Он не мог назвать ученому эти обстоятельства. Он никому не мог их назвать. Его состояние сродни болезни — слишком интимной и постыдной, чтобы о ней рассказывать.

Он думал об этом в тесных убогих комнатках ночи напролет, ворочался и не мог уснуть. Он думал об этом, откидывая грубые одеяла и вставая с пыльного соломенного тюфяка, почесываясь и потирая глаза. Он думал об этом, когда с удовольствием плескался на дворе в холодной воде, оттирая перепачканные краской руки. Он мечтал об этом каждую минуту каждый день, пока не почувствовал — голова его скоро лопнет. Он совершал утренние прогулки по тихим улочкам, стараясь выбирать дорогу, не вызывавшую никаких подозрений, где, огибая углы и пытаясь схорониться от людских глаз, он мог попытаться обмануть даже себя.

Его ежедневный маршрут пролегал к сточной канаве в пятидесяти шагах от входа в церковь Святого Стефана на Уолбрук, куда ему нужно было поспеть вовремя, чтобы увидеть, как она перебегает через дорогу из дома и с опущенными глазами входит в храм. Она. Мег. Мистрис Мег Клемент. (Вспоминая ее новое имя, он всегда вздрагивал, но все-таки упорствовал, пытаясь сохранить способность осознавать реальность.) Затем он долго ждал, делая вид, будто отдыхает, или бродил вокруг, пытаясь согреться, рассматривая лотки уличных торговцев и насвистывая что-то себе под нос. А потом она выходила в облаке ладана с маленьким темноволосым мальчиком и щурилась на солнце. Этот второй раз он тоже видел ее всего несколько секунд.

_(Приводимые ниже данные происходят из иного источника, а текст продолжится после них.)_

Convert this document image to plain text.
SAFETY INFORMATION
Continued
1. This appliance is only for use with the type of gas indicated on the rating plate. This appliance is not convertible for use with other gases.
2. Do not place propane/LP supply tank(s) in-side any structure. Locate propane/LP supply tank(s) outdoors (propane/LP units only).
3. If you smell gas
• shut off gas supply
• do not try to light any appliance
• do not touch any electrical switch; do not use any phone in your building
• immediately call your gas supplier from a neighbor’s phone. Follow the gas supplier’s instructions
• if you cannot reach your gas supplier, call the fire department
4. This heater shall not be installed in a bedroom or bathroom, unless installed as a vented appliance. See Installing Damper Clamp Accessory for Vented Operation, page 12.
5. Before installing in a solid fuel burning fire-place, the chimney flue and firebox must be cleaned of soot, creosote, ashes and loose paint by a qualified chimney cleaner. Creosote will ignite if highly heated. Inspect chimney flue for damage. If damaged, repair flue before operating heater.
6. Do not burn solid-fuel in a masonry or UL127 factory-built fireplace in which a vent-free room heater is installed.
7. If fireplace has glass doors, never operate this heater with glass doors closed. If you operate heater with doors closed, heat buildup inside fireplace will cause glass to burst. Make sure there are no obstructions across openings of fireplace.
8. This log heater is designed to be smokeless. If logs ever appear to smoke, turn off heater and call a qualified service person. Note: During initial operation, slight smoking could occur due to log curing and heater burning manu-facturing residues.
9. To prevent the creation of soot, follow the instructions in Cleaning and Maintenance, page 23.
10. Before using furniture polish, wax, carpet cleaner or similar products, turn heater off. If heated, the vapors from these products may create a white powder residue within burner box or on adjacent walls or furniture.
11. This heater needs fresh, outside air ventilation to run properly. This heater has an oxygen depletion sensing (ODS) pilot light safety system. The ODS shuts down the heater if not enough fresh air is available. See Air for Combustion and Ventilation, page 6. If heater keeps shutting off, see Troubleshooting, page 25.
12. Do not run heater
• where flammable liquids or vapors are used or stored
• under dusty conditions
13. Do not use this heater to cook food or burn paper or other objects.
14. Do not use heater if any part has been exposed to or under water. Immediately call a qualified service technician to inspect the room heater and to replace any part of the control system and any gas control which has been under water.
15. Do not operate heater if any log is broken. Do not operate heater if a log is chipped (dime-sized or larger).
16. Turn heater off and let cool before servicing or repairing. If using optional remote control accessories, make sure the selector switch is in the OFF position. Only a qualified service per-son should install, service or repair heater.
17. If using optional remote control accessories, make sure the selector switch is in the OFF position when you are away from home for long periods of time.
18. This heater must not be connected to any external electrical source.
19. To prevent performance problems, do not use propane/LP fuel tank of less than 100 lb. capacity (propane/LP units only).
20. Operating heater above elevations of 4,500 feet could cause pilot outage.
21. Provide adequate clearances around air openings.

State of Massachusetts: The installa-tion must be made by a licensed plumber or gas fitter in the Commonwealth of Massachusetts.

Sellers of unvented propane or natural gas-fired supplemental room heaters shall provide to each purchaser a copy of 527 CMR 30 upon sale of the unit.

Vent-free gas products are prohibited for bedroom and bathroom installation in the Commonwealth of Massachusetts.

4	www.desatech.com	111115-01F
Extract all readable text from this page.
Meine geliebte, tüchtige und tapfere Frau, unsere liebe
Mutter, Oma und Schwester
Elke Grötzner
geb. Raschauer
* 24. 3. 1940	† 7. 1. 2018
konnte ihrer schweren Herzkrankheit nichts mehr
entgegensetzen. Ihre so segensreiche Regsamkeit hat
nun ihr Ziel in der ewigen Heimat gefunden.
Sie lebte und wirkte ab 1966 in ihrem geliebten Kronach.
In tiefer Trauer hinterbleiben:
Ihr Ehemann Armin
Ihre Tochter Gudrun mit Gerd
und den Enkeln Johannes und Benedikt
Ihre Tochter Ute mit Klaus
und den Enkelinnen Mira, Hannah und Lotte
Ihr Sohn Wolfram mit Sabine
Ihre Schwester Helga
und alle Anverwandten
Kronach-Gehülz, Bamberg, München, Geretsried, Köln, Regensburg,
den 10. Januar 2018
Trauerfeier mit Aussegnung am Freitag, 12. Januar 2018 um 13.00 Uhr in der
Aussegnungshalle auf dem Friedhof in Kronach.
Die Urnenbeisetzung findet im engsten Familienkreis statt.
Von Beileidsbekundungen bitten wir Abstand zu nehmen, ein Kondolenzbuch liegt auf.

А затем проделывал тот же путь обратно, возвращаясь в свою конуру.

От такой жизни он чувствовал себя грязным. Он приходил в ужас от того, в кого превратился. Он рыскал по городу, как хозяин его вонючей квартирки; со стороны его можно принять за насильника, бесчестящего во дворах юных девушек, или вора, который вспарывает карманы и режет стариков. Но эти несколько секунд каждое утро доставляли ему такую радость, что и думать нечего отказаться от них.